In all their familiarity the little girl had never learned to call her father's friend by his Christian name, though he had often told her to do so. She trembled to pronounce that simple Saxon name, which was so beautiful and wonderful because it was his: but when she read a very stupid novel, in which the hero was a namesake of Mr. Arundel's, the vapid pages seemed to be phosphorescent with light wherever the name appeared upon them.
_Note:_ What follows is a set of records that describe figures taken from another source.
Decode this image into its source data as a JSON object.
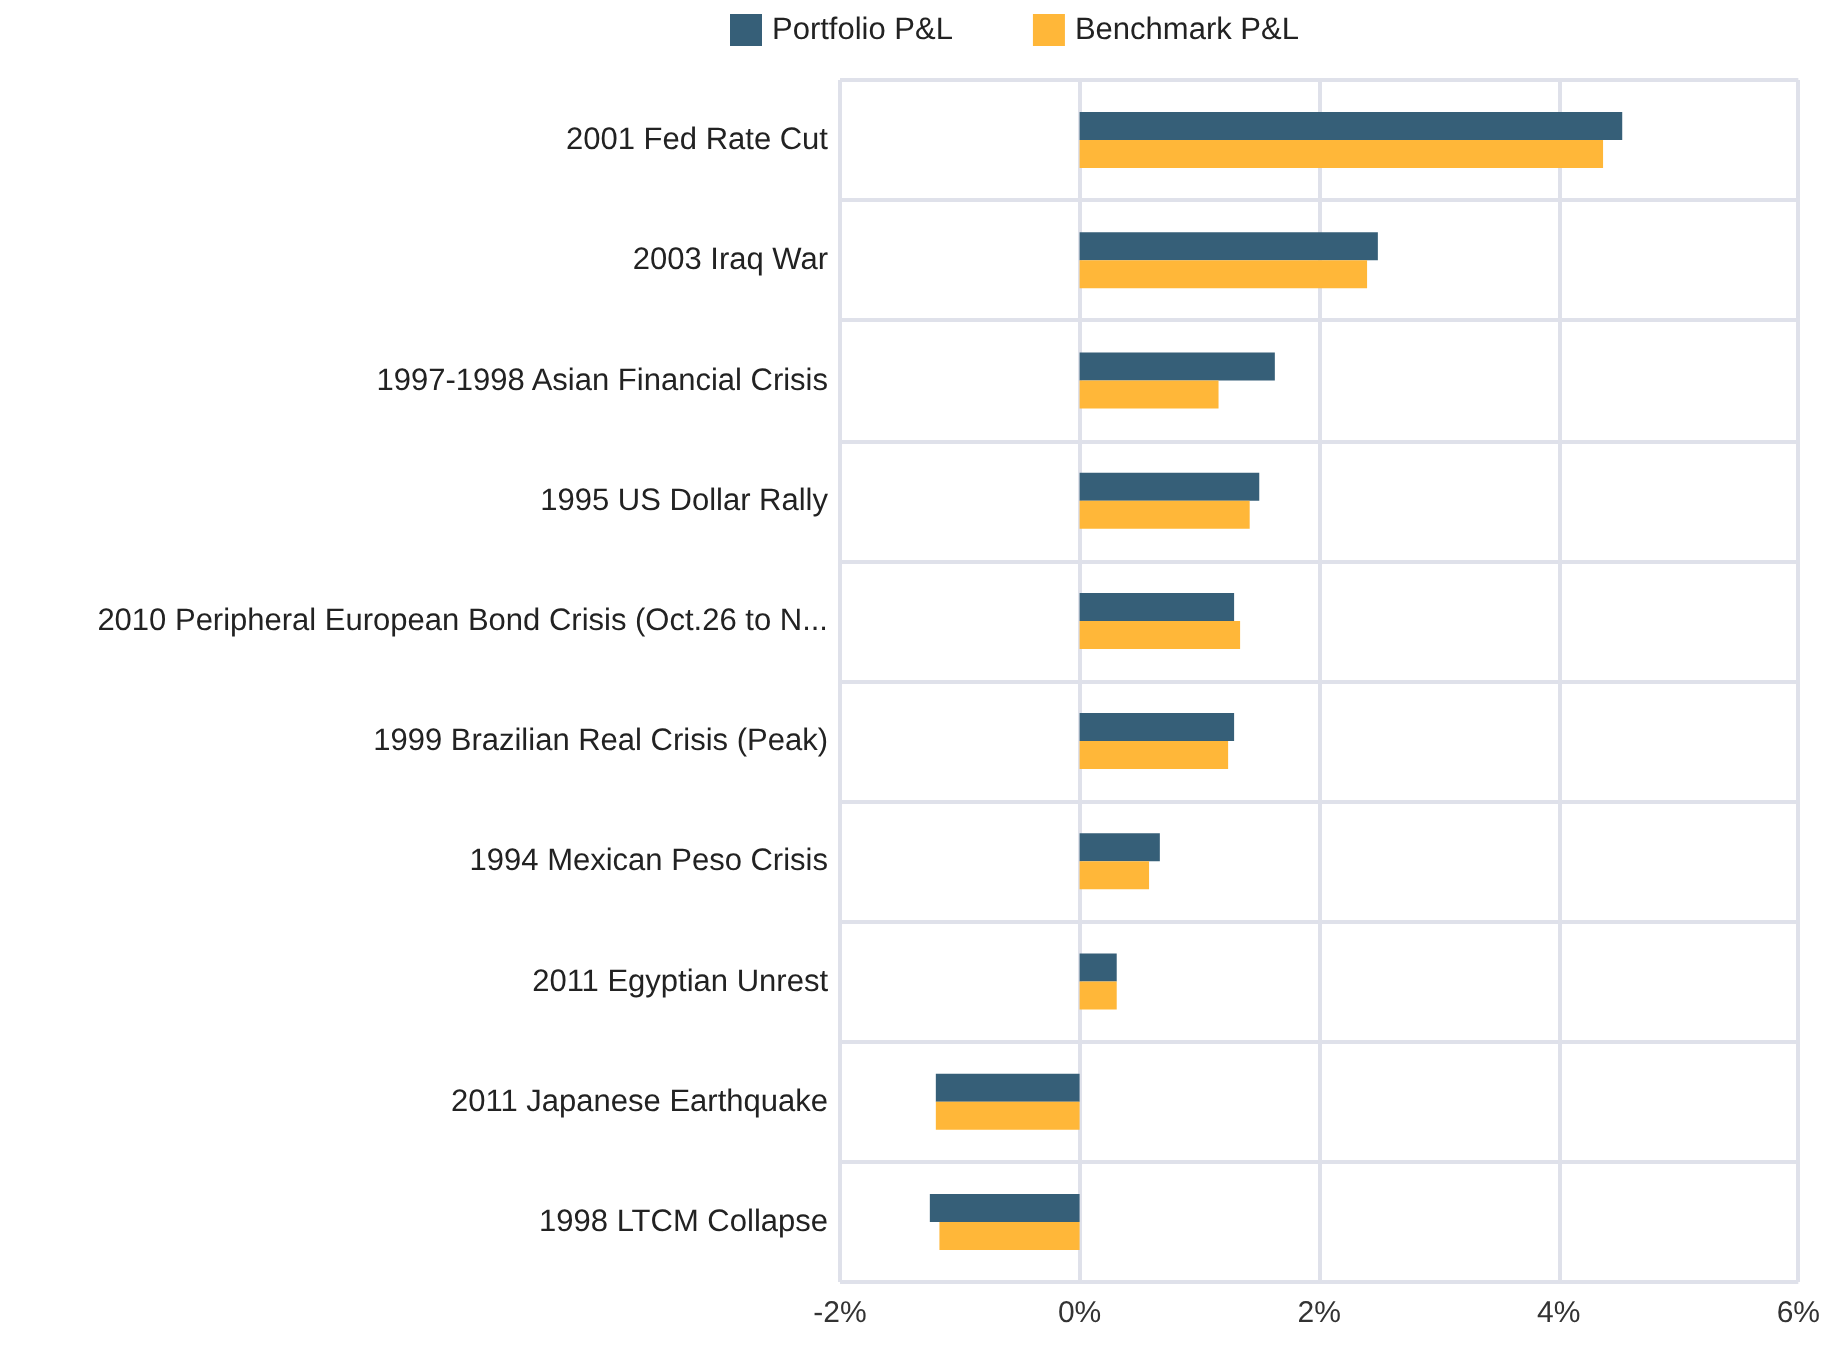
{
  "chart_data": {
    "type": "bar",
    "orientation": "horizontal",
    "categories": [
      "2001 Fed Rate Cut",
      "2003 Iraq War",
      "1997-1998 Asian Financial Crisis",
      "1995 US Dollar Rally",
      "2010 Peripheral European Bond Crisis (Oct.26 to N...",
      "1999 Brazilian Real Crisis (Peak)",
      "1994 Mexican Peso Crisis",
      "2011 Egyptian Unrest",
      "2011 Japanese Earthquake",
      "1998 LTCM Collapse"
    ],
    "series": [
      {
        "name": "Portfolio P&L",
        "color": "#365f78",
        "values": [
          4.53,
          2.49,
          1.63,
          1.5,
          1.29,
          1.29,
          0.67,
          0.31,
          -1.2,
          -1.25
        ]
      },
      {
        "name": "Benchmark P&L",
        "color": "#ffb739",
        "values": [
          4.37,
          2.4,
          1.16,
          1.42,
          1.34,
          1.24,
          0.58,
          0.31,
          -1.2,
          -1.17
        ]
      }
    ],
    "xlim": [
      -2,
      6
    ],
    "xticks": [
      {
        "value": -2,
        "label": "-2%"
      },
      {
        "value": 0,
        "label": "0%"
      },
      {
        "value": 2,
        "label": "2%"
      },
      {
        "value": 4,
        "label": "4%"
      },
      {
        "value": 6,
        "label": "6%"
      }
    ],
    "grid": true,
    "legend": "top"
  }
}
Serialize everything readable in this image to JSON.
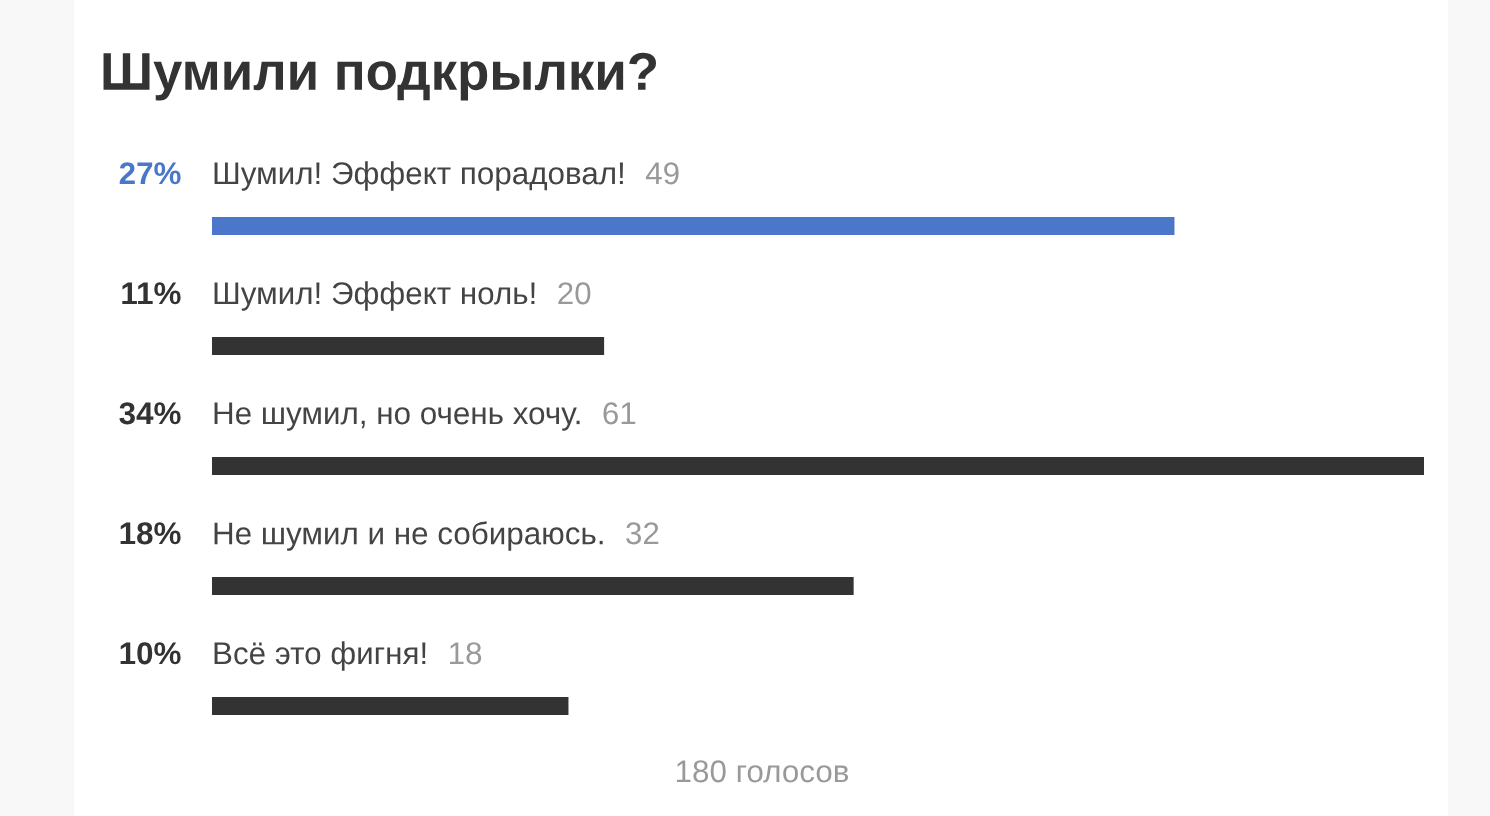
{
  "chart_data": {
    "type": "bar",
    "orientation": "horizontal",
    "title": "Шумили подкрылки?",
    "categories": [
      "Шумил! Эффект порадовал!",
      "Шумил! Эффект ноль!",
      "Не шумил, но очень хочу.",
      "Не шумил и не собираюсь.",
      "Всё это фигня!"
    ],
    "values": [
      27,
      11,
      34,
      18,
      10
    ],
    "value_labels": [
      "27%",
      "11%",
      "34%",
      "18%",
      "10%"
    ],
    "colors": [
      "#4a77c9",
      "#333333",
      "#333333",
      "#333333",
      "#333333"
    ],
    "tick_labels": "y",
    "annotations": [
      {
        "text": "49",
        "y": "Шумил! Эффект порадовал!"
      },
      {
        "text": "20",
        "y": "Шумил! Эффект ноль!"
      },
      {
        "text": "61",
        "y": "Не шумил, но очень хочу."
      },
      {
        "text": "32",
        "y": "Не шумил и не собираюсь."
      },
      {
        "text": "18",
        "y": "Всё это фигня!"
      },
      "180 голосов"
    ]
  }
}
I scarcely know why John Marchmont lingered by Miss Arundel's chair. He had heard her praises from every one. She was a paragon of goodness, an uncanonised saint, for ever sacrificing herself for the benefit of others. Perhaps he was thinking that such a woman as this would be the best friend he could win for his little girl. He turned from the county matrons, the tender, kindly, motherly creatures, who would have been ready to take little Mary to the loving shelter of their arms, and looked to Olivia Arundel – this cold, perfect benefactress of the poor – for help in his difficulty.

"She, who is so good to all her father's parishioners, could not refuse to be kind to my poor Mary?" he thought.